SFIGURATA CON ACIDO:FERMATO EX, AVREBBE AGITO ‘SICARIO’. AVVOCATO, FORSE NON ACCETTAVA FINE RELAZIONE CON LA COLLEGA

Giovani avvocati entrambi, una relazione finita male, lui che continua a pressare la ex, e arriva ad ingaggiare un ‘sicario’ che ieri sera si introduce nell’appartamento dell’avvocatessa, a Pesaro, e appena la donna apre la porta le rovescia addosso un contenitore di acido sfigurandole il volto. Nel frattempo il ‘mandante’ sta giocando a calcio, in una squadretta allenata da un maresciallo dei carabinieri e in cui milita anche un sovrintendente di polizia. Un alibi ben congegnato, forse troppo. Se i fatti ricostruiti dai carabinieri e dal pm Monica
Garulli sono questi, l’ennesimo caso di violenza di un ex compagno contro la donna che lo ha lasciato ha i contorni del giallo horror. La vittima, Lucia Annibali, 35 anni, un posto nello studio legale del padre a Urbino, è ricoverata in prognosi riservata nel Centro ustionati dell’Azienda ospedaliero-universitaria di Parma.
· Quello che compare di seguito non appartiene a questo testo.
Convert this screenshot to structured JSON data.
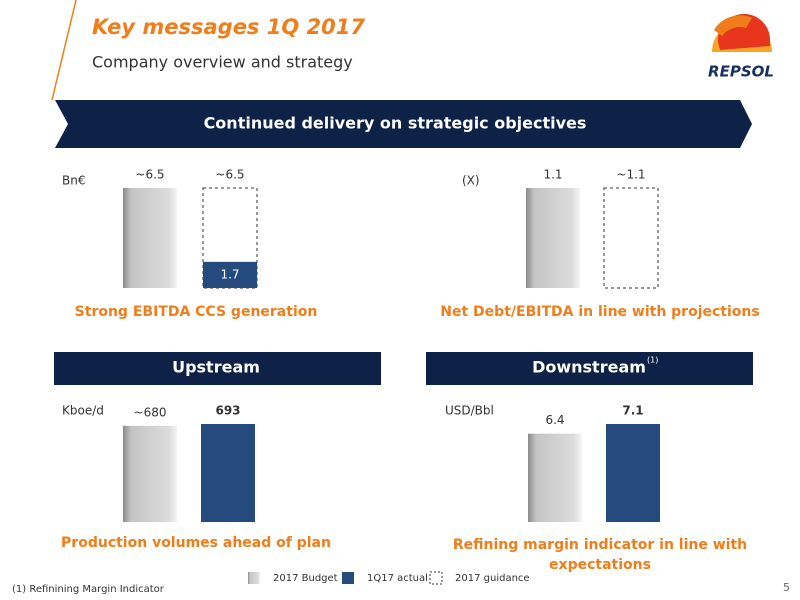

Rischia di perdere la vista, e ha ustioni su gran parte del corpo. Il presunto mandante, Luca Varani, suo coetaneo, specializzato in infortunistica e iscritto all’Ordine di Rimini, è in stato di fermo nel carcere di Villa Fastiggi con l’accusa di concorso in lesioni volontarie gravissime. Sentito a lungo stamani nella Caserma dei Cc ha negato ogni responsabilità. Ha una fidanzata, dalla quale aspetta un
figlio, e anche se in passato avrebbe molestato ripetutamente Lucia Annibali, fino a introdursi nell’appartamento di lei nonostante il cambio di serratura, la donna non lo aveva mai
denunciato formalmente, limitandosi a segnalare un tentativo di furto. Forse sperava di riuscire a gestire la vicenda da sola, come spesso le vittime di stalking si illudono di fare, ma a chi la conosceva appariva spaventata, preoccupata. Il difensore di Varani, l’avv. Roberto Brunelli, non ha ancora incontrato il suo assistito perché il pm Monica Garulli ha imposto il divieto di colloquio. Alcune testimonianze raccolte dagli investigatori descrivono il  professionista come un uomo piuttosto aggressivo, e comunque, a fare il suo nome è stata la stessa vittima. Tra dolori lancinanti, con l’acido che le corrodeva la pelle, è riuscita a chiedere aiuto ad una vicina, la prima a soccorrerla insieme alla nipote medico, e a
sussurrare a lei e poi ai carabinieri i propri sospetti. Gli investigatori non escludono che il professionista, che pare stesse preparando la fuga, abbia avuto un secondo complice, oltre all’uomo incappucciato ancora ricercato. Personaggi reclutati magari con la promessa di denaro o altri vantaggi. “Un caso agghiacciante, la vita di una donna rovinata per sempre”, è il commento di Gabriella Moscatelli di Telefono Rosa, mentre da più parti si invoca l’approvazione di una legge sul femminicidio, superando un ritardo ormai ingiustificabile.